Saturday, July 23, 2011

Chickens: The Good, the Bad and the Ugly!

Ah yes, the skinny on being urban, or suburban chicken livestock keepers.  Having done this for exactly four months today, I thought it was high time I shared my experience, mostly from today alone.

I'll start with the Good. Today I had the incredible opportunity to partake upon the Coop of Dreams tour in nearby Everett, WA.  Apparently it's a tradition of backyard chicken keepers there to have a self-directed coop tour, where they open up their yards and flocks to inspection.  I saw it advertised in the paper last week and set out to go with the kids.  We had a blast, so that's the good thing. I got to talk to like minded folks and see what necessity, ingenuity and creativity did for them, and how different it all turned out.  There really are 1,000 ways to raise chickens.  Amazing really.

I also got to see about a dozen different breeds, many I recognized from my own flock, but many I've never seen in real life.  So many happy, healthy chickens of various ages.  Very cool!

Now for the Bad.  I was polite and civil as always, holding my tongue, but spending a bit of time on Backyard will indoctrinate just about everyone to the rule of thumb that says chickens need a minimum of 4 SF per bird for a coop and 10 SF per bird for a daytime run space.  That's what I went off of when building my setup, and my birds seem quite content with it. 

So, when I was going around the the various tour sites, I couldn't help but internally critique their setups.  Every coop was completely different, which was the point of the tour, though in general, folks gave their birds far too little coop space.  The worst offender had one of those A-Frame style portable coops with the siding most of the way down and a run underneath.  However, they had like 10 birds in a 12 SF coop!  No wonder they were squawking up a storm the whole time I was there. I know, chickens are overwhelming raised in cages where they can't stand up or stretch their wings, but come one! 

Only one of the 7 we made it to before the tour time ended impressed me for space.  It was a 10x10 shed for 10 birds, and they free ranged.  Simple but elegant.  I was very impressed.

Finally, the Ugly.  Being a livestock farmer is tough.  No, the 10 minutes a day I spend taking care of my chickens isn't tough at all, except that it HAS to get done.  I can say I'm still not used to it after four months of doing it.  They say it takes 21 days to make a habit.  I beg to differ.  I have yet to master the forethought of looking out at my daily schedule and making sure they chickens get in before dark.  It wouldn't be so bad if I had a predator-proof arc, but I still have chicken wire on it.  Take today for example.  It's a busy summer Saturday.  We've got a packed schedule that requires dividing the forces, meeting up at an amazing party at a dear friend's home in Monroe, about 45 minutes from home.  If I had planned better, I would have had my wife put the girls in their coop and mini-run around 3 PM, forcing them to survive on 8 SF MORE of combined space than their arc allows.  Instead, we were forced to leave the party way before it was over, just when the band was starting, to head home to put the girls away.  Sure, it's not nearly as bad as being parents, but it does require forethought.  Live and learn... my brother didn't put his away either, so I stopped by his house to do the same for him.

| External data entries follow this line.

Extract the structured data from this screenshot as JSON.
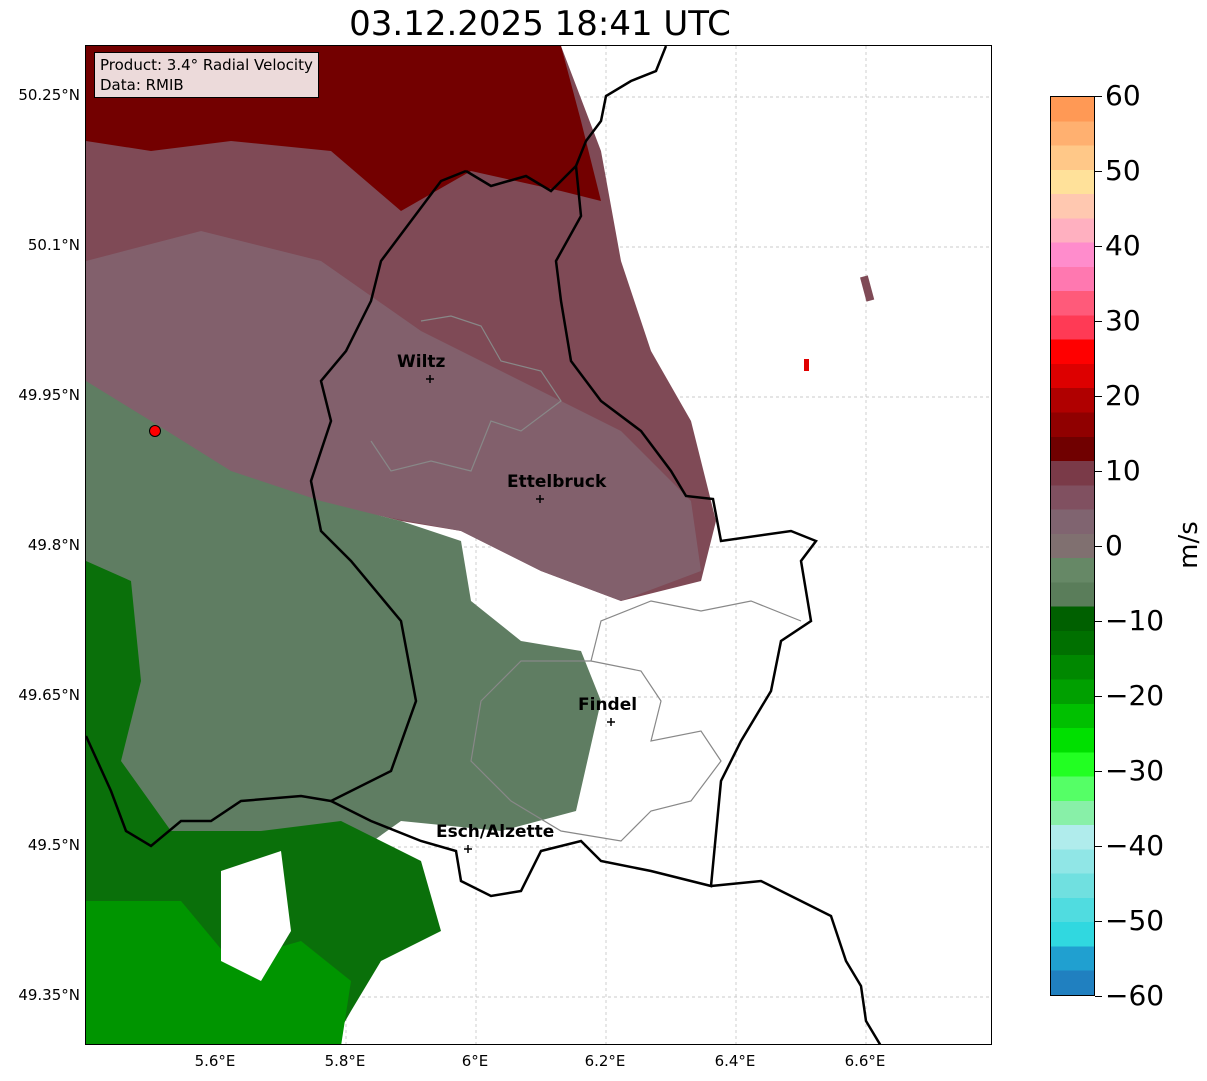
{
  "title": "03.12.2025 18:41 UTC",
  "info": {
    "product": "Product: 3.4° Radial Velocity",
    "data": "Data: RMIB"
  },
  "lat_ticks": [
    "50.25°N",
    "50.1°N",
    "49.95°N",
    "49.8°N",
    "49.65°N",
    "49.5°N",
    "49.35°N"
  ],
  "lon_ticks": [
    "5.6°E",
    "5.8°E",
    "6°E",
    "6.2°E",
    "6.4°E",
    "6.6°E"
  ],
  "cities": [
    {
      "name": "Wiltz"
    },
    {
      "name": "Ettelbruck"
    },
    {
      "name": "Findel"
    },
    {
      "name": "Esch/Alzette"
    }
  ],
  "colorbar": {
    "unit": "m/s",
    "ticks": [
      "60",
      "50",
      "40",
      "30",
      "20",
      "10",
      "0",
      "−10",
      "−20",
      "−30",
      "−40",
      "−50",
      "−60"
    ],
    "stops": [
      "#ff9955",
      "#ffb070",
      "#ffc888",
      "#ffe19a",
      "#ffc8b0",
      "#ffb0c0",
      "#ff8ccc",
      "#ff78b0",
      "#ff5a7a",
      "#ff3a55",
      "#ff0000",
      "#dd0000",
      "#b00000",
      "#900000",
      "#700000",
      "#7a3a48",
      "#805060",
      "#806470",
      "#807070",
      "#668866",
      "#5a7d5a",
      "#006000",
      "#007000",
      "#008800",
      "#00a000",
      "#00c000",
      "#00e000",
      "#22ff22",
      "#55ff66",
      "#88f0a8",
      "#b0ecec",
      "#90e6e6",
      "#70e0e0",
      "#50dce0",
      "#30d8e0",
      "#20a0d0",
      "#2080c0"
    ]
  }
}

I'll leave you with a cool tid-bit I learned today.  Apparently Buff Orpingtons can start laying as early as 4 months, so Buffy will be 4 months next week (she's a week younger than my other girls).  Not only that, but when they start laying, it starts the others to do so as well, so I *could* be getting eggs soon.  Wouldn't that be cool!



  1. I sure hope egg-laying peer pressure works on your flock!

    We're so happy with the self-cooping of our birds. If I ever really have to lock them up, I will, but knock wood, the raccoons seem willing to leave them alone when they're inside.

  2. Good luck on the egg laying. And that is the one reason I haven't pressured my husband for chickens yet. That and traveling. You really do HAVE to be there for your livestock.

  3. I have to say that I am with you on the observation that lots of folks are putting their birds into too cramped of an environment - only leads to flock stress and unhealthy birds (or injury from fighting and the inability to get away from the more aggressive birds). I give my hens much more than the minimum and it really makes a difference in their general relaxation and good health.